I have a rendezvous with Death
On some scarred slope of battered hill,
When Spring comes round again this year
And the first meadow-flowers appear.
On some scarred slope of battered hill,
When Spring comes round again this year
And the first meadow-flowers appear.
--from "I have a rendezvous with Death," by Alan Seeger, 1888-1916
While we appreciate the everlastingly-popular "In Flanders Fields," the Squirrelings are a bit tired of it...so they were interested to read Alan Seeger's poem, which appears just before John McCrae's in our copy of One Hundred and One Famous Poems. Which is inscribed "To Mother, with love from Jack, Margy and Sally, Mother's Day 1946."
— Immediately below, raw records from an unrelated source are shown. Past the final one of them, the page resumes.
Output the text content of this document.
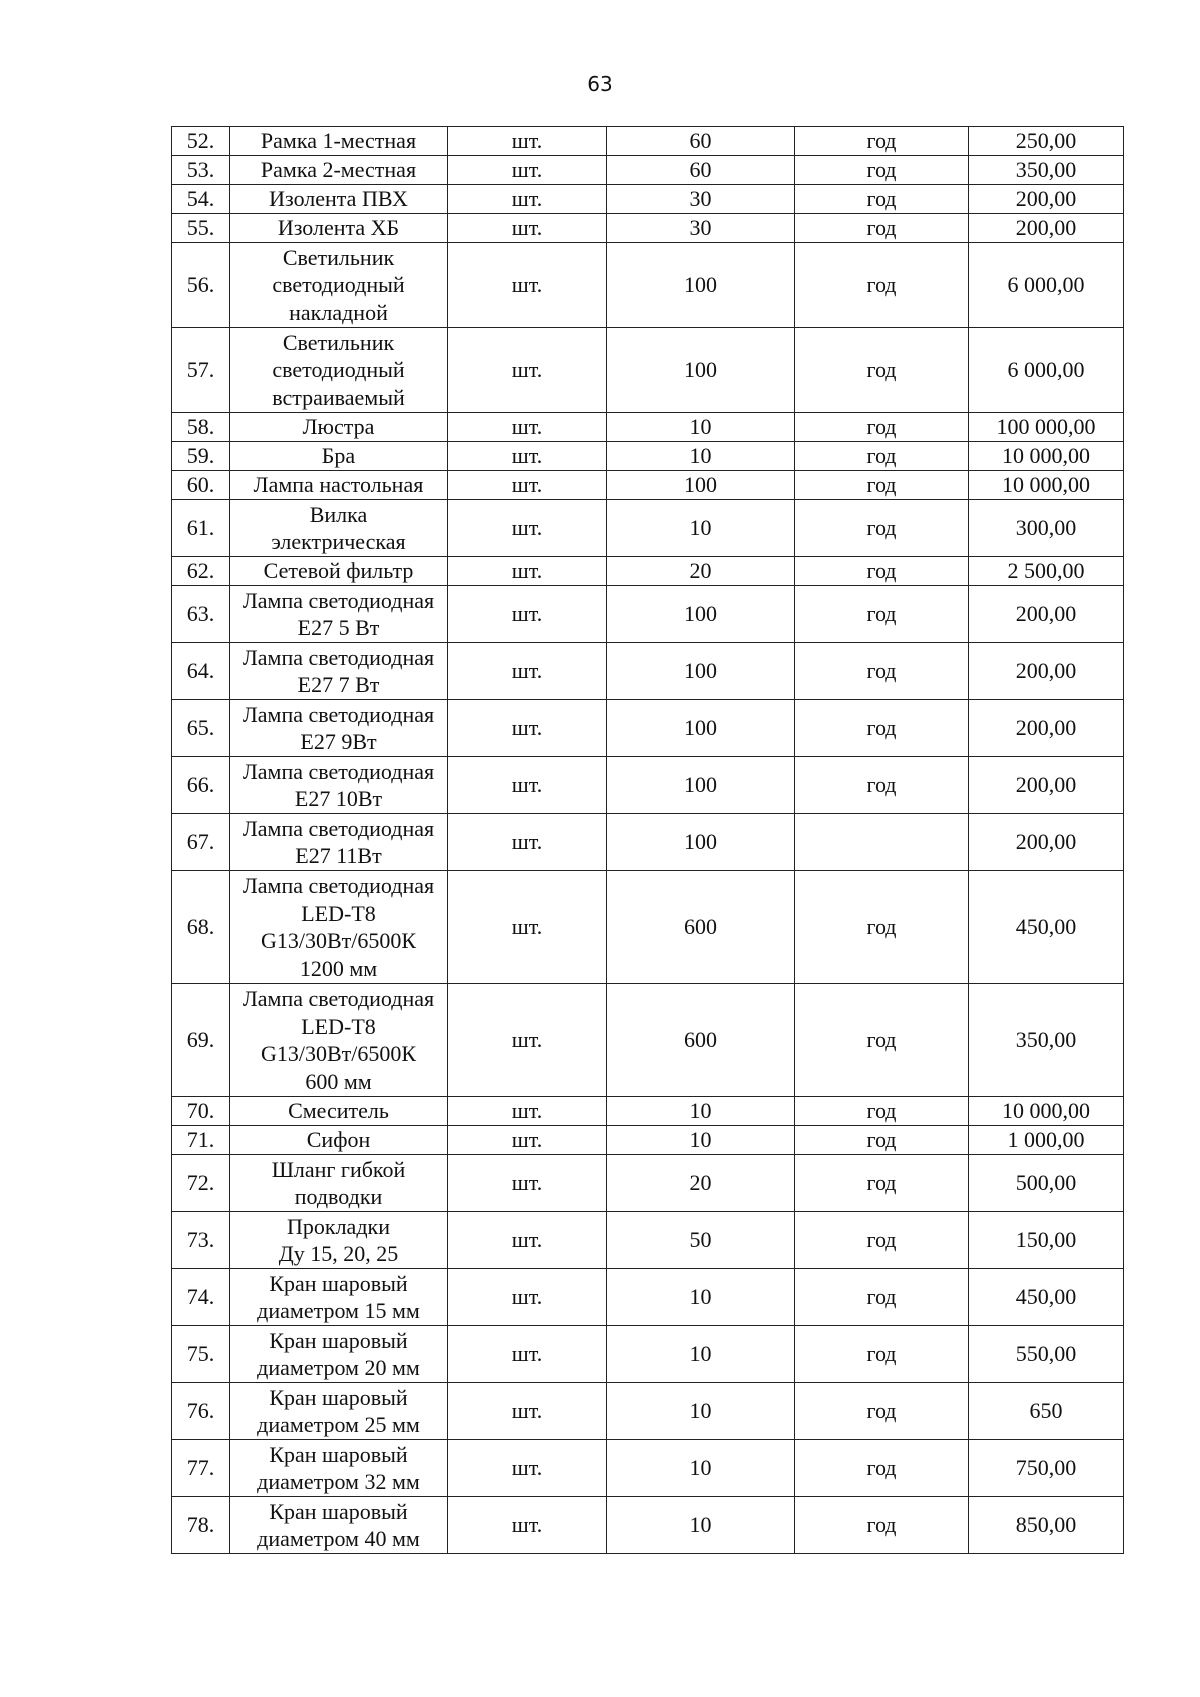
63
52.	Рамка 1-местная	шт.	60	год	250,00
53.	Рамка 2-местная	шт.	60	год	350,00
54.	Изолента ПВХ	шт.	30	год	200,00
55.	Изолента ХБ	шт.	30	год	200,00
56.	Светильник
светодиодный
накладной	шт.	100	год	6 000,00
57.	Светильник
светодиодный
встраиваемый	шт.	100	год	6 000,00
58.	Люстра	шт.	10	год	100 000,00
59.	Бра	шт.	10	год	10 000,00
60.	Лампа настольная	шт.	100	год	10 000,00
61.	Вилка
электрическая	шт.	10	год	300,00
62.	Сетевой фильтр	шт.	20	год	2 500,00
63.	Лампа светодиодная
Е27 5 Вт	шт.	100	год	200,00
64.	Лампа светодиодная
Е27 7 Вт	шт.	100	год	200,00
65.	Лампа светодиодная
Е27 9Вт	шт.	100	год	200,00
66.	Лампа светодиодная
Е27 10Вт	шт.	100	год	200,00
67.	Лампа светодиодная
Е27 11Вт	шт.	100		200,00
68.	Лампа светодиодная
LED-T8
G13/30Вт/6500К
1200 мм	шт.	600	год	450,00
69.	Лампа светодиодная
LED-T8
G13/30Вт/6500К
600 мм	шт.	600	год	350,00
70.	Смеситель	шт.	10	год	10 000,00
71.	Сифон	шт.	10	год	1 000,00
72.	Шланг гибкой
подводки	шт.	20	год	500,00
73.	Прокладки
Ду 15, 20, 25	шт.	50	год	150,00
74.	Кран шаровый
диаметром 15 мм	шт.	10	год	450,00
75.	Кран шаровый
диаметром 20 мм	шт.	10	год	550,00
76.	Кран шаровый
диаметром 25 мм	шт.	10	год	650
77.	Кран шаровый
диаметром 32 мм	шт.	10	год	750,00
78.	Кран шаровый
диаметром 40 мм	шт.	10	год	850,00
Which, for a mother in 1946, might have been extra meaningful...since many Jacks (and Margys and Sallys) would no longer have been there to write that. I don't know who Jack was, whether he was old enough then to have been in the war or not. I assume he was one of our relatives. Maybe I'll ask Grandpa Squirrel about it.
9 What has been will be again,
what has been done will be done again;
there is nothing new under the sun.
10 Is there anything of which one can say,
"Look! This is something new"?
It was here already, long ago;
it was here before our time.
11 There is no remembrance of men of old,
and even those who are yet to come
will not be remembered
by those who follow.--Ecclesiastes 1:9-11, NIV
We do remember the Alans who kept the rendezvous, and the Jacks who (perhaps) served and returned home.
We also remember the 133 Canadian soldiers who have died in the past seven years.
And those who have served and returned.